Двери пригородного автобуса с шипением открылись, заглушили водительский возглас «Липки!». И Марта, выйдя из прогретой на солнце кабины, попала в душный полдень. Начало мая, а жарит по-июльски. Она собрала копну русых, слегка вьющихся волос в хвост, повязала клетчатую рубашку за рукава на поясе и поволокла за собой чемодан на колесиках, вцепившись обеими руками в пластиковую ручку. Марта пылила по проселочной дороге уже пятнадцать минут. Каких-нибудь пять километров – и она в старом родительском доме, а там и колодезная вода, и скрипучие качели под раскидистой сиренью, и вишневый сад, наверное, уже в цвету.

О, весна без конца и без краю –

Без конца и без краю мечта!

Узнаю тебя, жизнь! Принимаю!

И приветствую звоном щита!1

Ничего, всё непременно наладится! – читая нараспев любимого Блока, подбадривала она себя и тащила чемодан, набитый книжками – бесценными, редкими, за которыми пришлось побегать по антикварным столичным магазинчикам. Малая родина встречала одуванчиковыми полями, нежно-голубым небом с перистыми облаками, легким, пьянящим ароматом трав, и настроение потихоньку улучшалось.

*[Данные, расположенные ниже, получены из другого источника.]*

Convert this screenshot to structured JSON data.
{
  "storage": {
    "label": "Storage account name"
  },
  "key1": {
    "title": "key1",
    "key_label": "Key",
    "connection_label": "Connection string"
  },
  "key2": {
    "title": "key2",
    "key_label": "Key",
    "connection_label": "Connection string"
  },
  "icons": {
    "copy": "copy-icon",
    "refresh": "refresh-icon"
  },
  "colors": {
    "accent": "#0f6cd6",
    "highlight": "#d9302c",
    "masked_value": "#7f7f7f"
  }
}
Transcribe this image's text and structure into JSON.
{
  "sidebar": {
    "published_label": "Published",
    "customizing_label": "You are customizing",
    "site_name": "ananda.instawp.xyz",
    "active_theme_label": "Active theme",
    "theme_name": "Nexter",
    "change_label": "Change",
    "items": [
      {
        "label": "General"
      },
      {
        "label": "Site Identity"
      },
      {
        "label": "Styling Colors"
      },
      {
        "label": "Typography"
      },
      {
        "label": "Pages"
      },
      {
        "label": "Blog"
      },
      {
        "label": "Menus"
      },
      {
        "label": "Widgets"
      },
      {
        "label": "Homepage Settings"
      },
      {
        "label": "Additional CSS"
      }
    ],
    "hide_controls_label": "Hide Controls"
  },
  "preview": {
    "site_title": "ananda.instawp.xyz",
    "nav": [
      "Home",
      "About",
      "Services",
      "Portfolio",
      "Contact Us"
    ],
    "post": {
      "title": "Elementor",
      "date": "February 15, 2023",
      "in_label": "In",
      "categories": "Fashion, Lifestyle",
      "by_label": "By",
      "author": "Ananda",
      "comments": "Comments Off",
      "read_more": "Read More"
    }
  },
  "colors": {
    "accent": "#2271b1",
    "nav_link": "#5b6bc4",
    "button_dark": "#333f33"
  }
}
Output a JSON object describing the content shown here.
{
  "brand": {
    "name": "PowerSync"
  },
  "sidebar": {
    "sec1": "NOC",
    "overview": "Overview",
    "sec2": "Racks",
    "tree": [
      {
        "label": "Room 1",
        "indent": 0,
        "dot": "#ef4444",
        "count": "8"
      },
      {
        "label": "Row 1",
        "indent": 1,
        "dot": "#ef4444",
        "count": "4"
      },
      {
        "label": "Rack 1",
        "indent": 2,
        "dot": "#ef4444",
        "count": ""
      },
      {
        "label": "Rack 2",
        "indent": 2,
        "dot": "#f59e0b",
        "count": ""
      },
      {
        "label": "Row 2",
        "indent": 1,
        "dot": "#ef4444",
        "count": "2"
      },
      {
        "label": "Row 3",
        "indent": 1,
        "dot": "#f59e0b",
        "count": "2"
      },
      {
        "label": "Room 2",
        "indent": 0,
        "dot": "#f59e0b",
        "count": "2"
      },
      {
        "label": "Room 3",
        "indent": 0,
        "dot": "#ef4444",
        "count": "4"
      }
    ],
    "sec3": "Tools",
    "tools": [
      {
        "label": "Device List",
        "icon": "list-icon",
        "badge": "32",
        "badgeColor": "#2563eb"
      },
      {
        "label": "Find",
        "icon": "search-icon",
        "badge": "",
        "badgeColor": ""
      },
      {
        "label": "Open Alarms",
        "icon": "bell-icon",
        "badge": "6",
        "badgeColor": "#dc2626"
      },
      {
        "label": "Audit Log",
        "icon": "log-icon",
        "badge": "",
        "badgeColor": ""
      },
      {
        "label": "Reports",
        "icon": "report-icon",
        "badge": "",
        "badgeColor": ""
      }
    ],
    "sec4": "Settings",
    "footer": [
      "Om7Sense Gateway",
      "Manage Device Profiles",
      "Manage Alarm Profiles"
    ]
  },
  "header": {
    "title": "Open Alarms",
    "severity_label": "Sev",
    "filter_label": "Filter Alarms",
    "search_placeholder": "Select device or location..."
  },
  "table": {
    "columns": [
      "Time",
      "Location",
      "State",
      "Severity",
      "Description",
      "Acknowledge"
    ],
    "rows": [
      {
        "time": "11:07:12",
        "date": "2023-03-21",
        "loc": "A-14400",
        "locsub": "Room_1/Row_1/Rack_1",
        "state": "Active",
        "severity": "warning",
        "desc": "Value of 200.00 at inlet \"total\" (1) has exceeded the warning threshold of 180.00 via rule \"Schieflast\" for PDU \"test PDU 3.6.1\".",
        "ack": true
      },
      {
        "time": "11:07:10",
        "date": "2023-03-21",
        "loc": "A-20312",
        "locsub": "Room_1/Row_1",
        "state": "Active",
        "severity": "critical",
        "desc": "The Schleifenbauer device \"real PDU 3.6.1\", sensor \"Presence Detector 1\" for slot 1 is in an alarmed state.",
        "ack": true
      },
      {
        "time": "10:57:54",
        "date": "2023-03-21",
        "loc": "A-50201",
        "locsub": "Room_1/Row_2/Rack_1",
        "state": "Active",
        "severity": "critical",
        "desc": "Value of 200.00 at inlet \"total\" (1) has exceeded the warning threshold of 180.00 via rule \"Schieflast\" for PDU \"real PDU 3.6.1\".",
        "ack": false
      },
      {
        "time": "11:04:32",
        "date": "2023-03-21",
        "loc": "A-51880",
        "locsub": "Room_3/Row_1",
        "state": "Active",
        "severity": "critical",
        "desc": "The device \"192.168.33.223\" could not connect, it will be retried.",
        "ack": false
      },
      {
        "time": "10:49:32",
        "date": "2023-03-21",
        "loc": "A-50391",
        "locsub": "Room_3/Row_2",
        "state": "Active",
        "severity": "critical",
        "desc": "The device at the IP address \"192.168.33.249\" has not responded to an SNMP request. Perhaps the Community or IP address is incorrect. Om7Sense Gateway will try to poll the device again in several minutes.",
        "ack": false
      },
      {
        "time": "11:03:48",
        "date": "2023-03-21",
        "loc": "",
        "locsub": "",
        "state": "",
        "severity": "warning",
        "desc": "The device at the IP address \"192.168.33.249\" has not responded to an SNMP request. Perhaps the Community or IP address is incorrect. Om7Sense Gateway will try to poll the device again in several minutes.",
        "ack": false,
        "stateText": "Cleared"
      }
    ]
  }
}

Поступила бы она сейчас так же? Сто раз Марта прокручивала в голове один и тот же вопрос, припоминая вчерашнюю беседу в директорском кабинете. Несомненно. Потому что по-другому нельзя, неправильно.


– Марта Евгеньевна, надеюсь, вы осознаете последствия своего поступка.

Директриса Голубева Элеонора Ивановна – полная шестидесятилетняя дама с каре, пепельный блонд, – раздраженно постукивала толстыми короткими пальцами с красным маникюром по поверхности орехового стола. В ее стылых глазах навыкате читалось глухое раздражение.

Ветерок из распахнутого окна приносил цветочные запахи, легкомысленно перебирал странички раскрытой записной книжки.

– Не совсем. – Марта удивленно похлопала ресницами.

– У Стасика Моренко выходит в году тройка по литературе! – припечатала Голубева и захлопнула ежедневник. От резкого звука Марта вздрогнула.

– Элеонора Ивановна, посудите сами, он думает, что «Войну и мир» написал Гоголь! – всплеснула руками Марта.

– Да хоть Маяковский. Ну и пусть себе думает, нам-то что. У мальчика должно быть свое мнение, – возразила директриса.

Марта открыла рот, но, напоровшись на сердитый взгляд, тут же его закрыла. Спорить с Голубевой себе дороже. В учительской ходил анекдот про игру в шахматы с голубем. Раскидает фигуры, нагадит на доску и улетит всем рассказывать, как тебя уделал.

– В конце концов, мы – гимназия, в наших стенах, отремонтированных, между прочим, папой Стасика, процветает свободомыслие. Вы что, Марта Евгеньевна, не довольны ремонтом? Вам не нравится новый мультимедийный класс, в котором проходят ваши уроки литературы?

Дверь приоткрылась, и в кабинет заглянула шестиклассница Юля Потапкина:

– Элеонора Ивановна, извините, а можно мне в языковую школу в Англию поехать? Вместо Чижиковой. Я же на городской олимпиаде по инглишу первое место заняла. А Ксюша Чижикова даже времён не знает! Все время путает do и does, а артикли так вообще… Я считаю…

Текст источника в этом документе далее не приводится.